Parent/child. Embed small chunks for precise retrieval; return the larger parent passage to the LLM for context.

Common mistakes:

Chunks too small → retrieval returns enough snippets to answer, but each one lacks the context the LLM needs.
Chunks too large → each chunk wastes embedding space on unrelated content; similarity scores get noisy.
No metadata. Always store source URL, title, section heading, and timestamps. You’ll need them for filtering, citation, and debugging.

Hybrid search: BM25 + dense

Dense embeddings are great at meaning but miss exact-match signals (product codes, error IDs, rare names). BM25 (classic keyword search) catches exactly those cases. Running both and combining the scores gives you a meaningful quality lift on almost every real corpus.

A common recipe:

Dense retrieve top 50.
BM25 retrieve top 50.
Combine with Reciprocal Rank Fusion (RRF): score = Σ 1/(k + rank_i).
Pass the top 20 to a reranker.

Most vector DBs (OpenSearch, Weaviate, Atlas Vector Search, Vespa) support both in a single query.

Reranking

The initial retriever is optimized for recall — cast a wide net. A cross-encoder reranker takes the top 20–50 candidates and rescores them by running a smaller model on each (query, chunk) pair. Cross-encoders see both texts together and are much more accurate than bi-encoders (which only see them separately).

Good defaults: bge-reranker-v2-m3, Cohere Rerank, or a domain-tuned cross-encoder. Rerank latency is real (50–300 ms typical); budget for it.

Evaluation with Ragas

“Does it feel better?” is not an evaluation strategy. A RAG system has at least three dials and you need to measure each one.

Ragas (and friends — TruLens, DeepEval) define metrics like:

Context precision — are the retrieved chunks actually relevant to the question?
Context recall — did we retrieve everything needed to answer?
Faithfulness — does the generated answer only say things supported by the retrieved chunks?
Answer relevance — does the answer address the question?

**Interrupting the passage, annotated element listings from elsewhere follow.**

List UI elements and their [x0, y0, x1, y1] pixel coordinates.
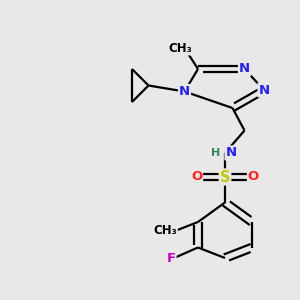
Text: H: H	[212, 148, 220, 158]
Text: S: S	[220, 169, 230, 184]
Text: CH₃: CH₃	[168, 41, 192, 55]
Text: N: N	[239, 62, 250, 76]
Text: N: N	[225, 146, 237, 160]
Text: CH₃: CH₃	[153, 224, 177, 238]
Text: N: N	[179, 85, 190, 98]
Text: F: F	[167, 251, 176, 265]
Text: N: N	[258, 83, 270, 97]
Text: O: O	[191, 170, 202, 184]
Text: O: O	[248, 170, 259, 184]
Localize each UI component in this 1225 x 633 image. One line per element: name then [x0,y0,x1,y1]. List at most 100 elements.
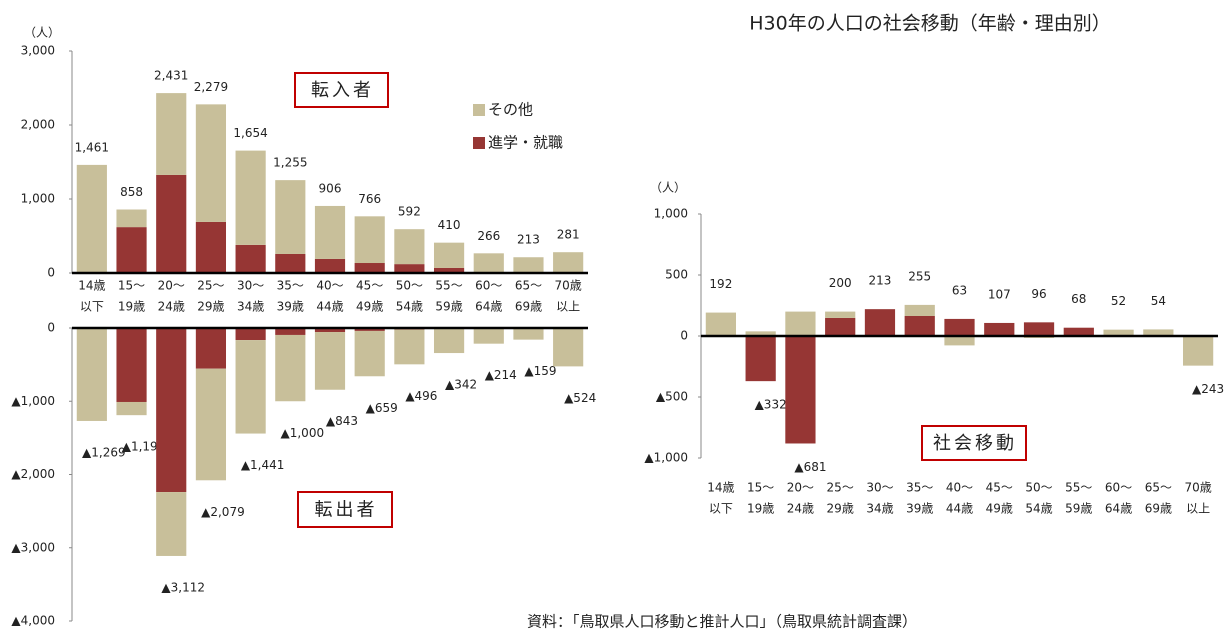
y-unit: （人） [24,26,60,40]
y-tick-label: ▲1,000 [644,451,688,465]
y-tick-label: 1,000 [21,192,55,206]
x-tick-label: 15～ [118,279,145,293]
x-tick-label: 64歳 [475,300,502,314]
bar-segment [904,315,935,336]
x-tick-label: 34歳 [237,300,264,314]
total-label: 96 [1031,287,1046,301]
bar-segment [705,312,736,336]
y-tick-label: ▲500 [656,390,688,404]
x-tick-label: 15～ [747,481,774,495]
x-tick-label: 以上 [1186,502,1210,516]
bar-segment [785,311,816,336]
bar-segment [1063,327,1094,336]
bar-segment [195,328,227,369]
total-label: ▲1,000 [281,426,325,440]
bar-segment [745,336,776,382]
total-label: ▲3,112 [161,580,205,594]
x-tick-label: 24歳 [787,502,814,516]
bar-segment [433,242,465,268]
bar-segment [354,328,385,331]
x-tick-label: 49歳 [356,300,383,314]
x-tick-label: 59歳 [1065,502,1092,516]
x-tick-label: 以下 [80,300,104,314]
bar-segment [116,209,147,228]
y-tick-label: 2,000 [21,118,55,132]
total-label: ▲659 [366,401,398,415]
x-tick-label: 20～ [158,279,185,293]
x-tick-label: 69歳 [515,300,542,314]
bar-segment [156,328,187,493]
x-tick-label: 49歳 [986,502,1013,516]
bar-segment [473,253,504,273]
bar-segment [76,328,107,421]
total-label: 192 [709,277,732,291]
x-tick-label: 44歳 [946,502,973,516]
x-tick-label: 40～ [316,279,343,293]
x-tick-label: 35～ [277,279,304,293]
bar-segment [314,328,346,333]
bar-segment [354,330,385,377]
bar-segment [904,304,935,316]
bar-segment [354,216,385,264]
total-label: 213 [517,233,540,247]
bar-segment [394,229,425,265]
total-label: ▲342 [445,378,477,392]
bar-segment [433,267,465,273]
x-tick-label: 29歳 [827,502,854,516]
x-tick-label: 55～ [1065,481,1092,495]
legend-swatch [473,137,485,149]
x-tick-label: 以下 [709,502,733,516]
bar-segment [275,334,306,402]
total-label: 906 [319,181,342,195]
y-tick-label: 500 [665,268,688,282]
x-tick-label: 14歳 [78,279,105,293]
total-label: ▲2,079 [201,505,245,519]
source: 資料：「鳥取県人口移動と推計人口」（鳥取県統計調査課） [527,613,917,631]
title: H30年の人口の社会移動（年齢・理由別） [749,13,1110,35]
x-tick-label: 55～ [435,279,462,293]
bar-segment [984,322,1015,336]
annotation: 転出者 [315,500,378,521]
bar-segment [553,328,584,367]
bar-segment [235,328,266,341]
bar-segment [1183,336,1214,366]
y-tick-label: ▲2,000 [11,467,55,481]
annotation: 社会移動 [933,433,1017,454]
y-tick-label: 1,000 [654,207,688,221]
x-tick-label: 19歳 [747,502,774,516]
total-label: ▲214 [485,368,517,382]
x-tick-label: 45～ [986,481,1013,495]
total-label: 2,279 [194,80,228,94]
legend-label: 進学・就職 [488,134,563,152]
legend-label: その他 [488,101,533,119]
bar-segment [433,328,465,354]
total-label: 52 [1111,294,1126,308]
y-tick-label: 0 [680,329,688,343]
legend-swatch [473,104,485,116]
bar-segment [195,104,227,222]
x-tick-label: 30～ [866,481,893,495]
x-tick-label: 70歳 [555,279,582,293]
x-tick-label: 69歳 [1145,502,1172,516]
bar-segment [314,258,346,273]
bar-segment [354,263,385,273]
bar-segment [785,336,816,444]
total-label: 213 [869,274,892,288]
total-label: ▲681 [794,460,826,474]
x-tick-label: 65～ [1145,481,1172,495]
x-tick-label: 29歳 [197,300,224,314]
x-tick-label: 25～ [197,279,224,293]
x-tick-label: 14歳 [707,481,734,495]
bar-segment [825,317,856,336]
total-label: 63 [952,283,967,297]
y-tick-label: ▲1,000 [11,394,55,408]
y-tick-label: 3,000 [21,44,55,58]
bar-segment [825,311,856,318]
x-tick-label: 25～ [827,481,854,495]
x-tick-label: 20～ [787,481,814,495]
annotation-box [294,72,389,108]
x-tick-label: 60～ [475,279,502,293]
bar-segment [553,252,584,273]
total-label: 858 [120,185,143,199]
x-tick-label: 19歳 [118,300,145,314]
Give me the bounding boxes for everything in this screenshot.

Build a small gold set of (question, ideal answer, ideal sources) — 50 examples is enough to start. Run it on every meaningful change.

Common failure modes

Retrieval returns the wrong documents (bad chunking, bad embedding model, no metadata filtering). Fix retrieval first — the generator can’t fix what it was never shown.
Retrieval returns the right documents, but the LLM ignores them. The prompt is unclear, the context is too long, or the LLM trusts its prior over the context. Fix the prompt, shrink the context, or use a stronger model.
The LLM cites things that aren’t in the context. Add an instruction to cite only from the provided sources; post-process to verify citations actually exist.
Lost-in-the-middle. LLMs attend more to the start and end of long contexts. Keep the prompt short and rank order the most important chunks to the edges.
Stale index. The docs have updated, the vector store has not. Set up an ingestion pipeline that re-embeds on source changes.
Multi-hop questions. “Which customer’s most recent support ticket mentioned our competitor?” can’t be answered with a single retrieval. You need query decomposition, iterative retrieval, or an agent.

When not to RAG

The corpus fits in the context window. Just paste it.
The knowledge is truly static and needs to be reflected in the model’s default behavior — prefer fine-tuning.
You need exact arithmetic or structured data queries. Use tools / SQL, not text retrieval.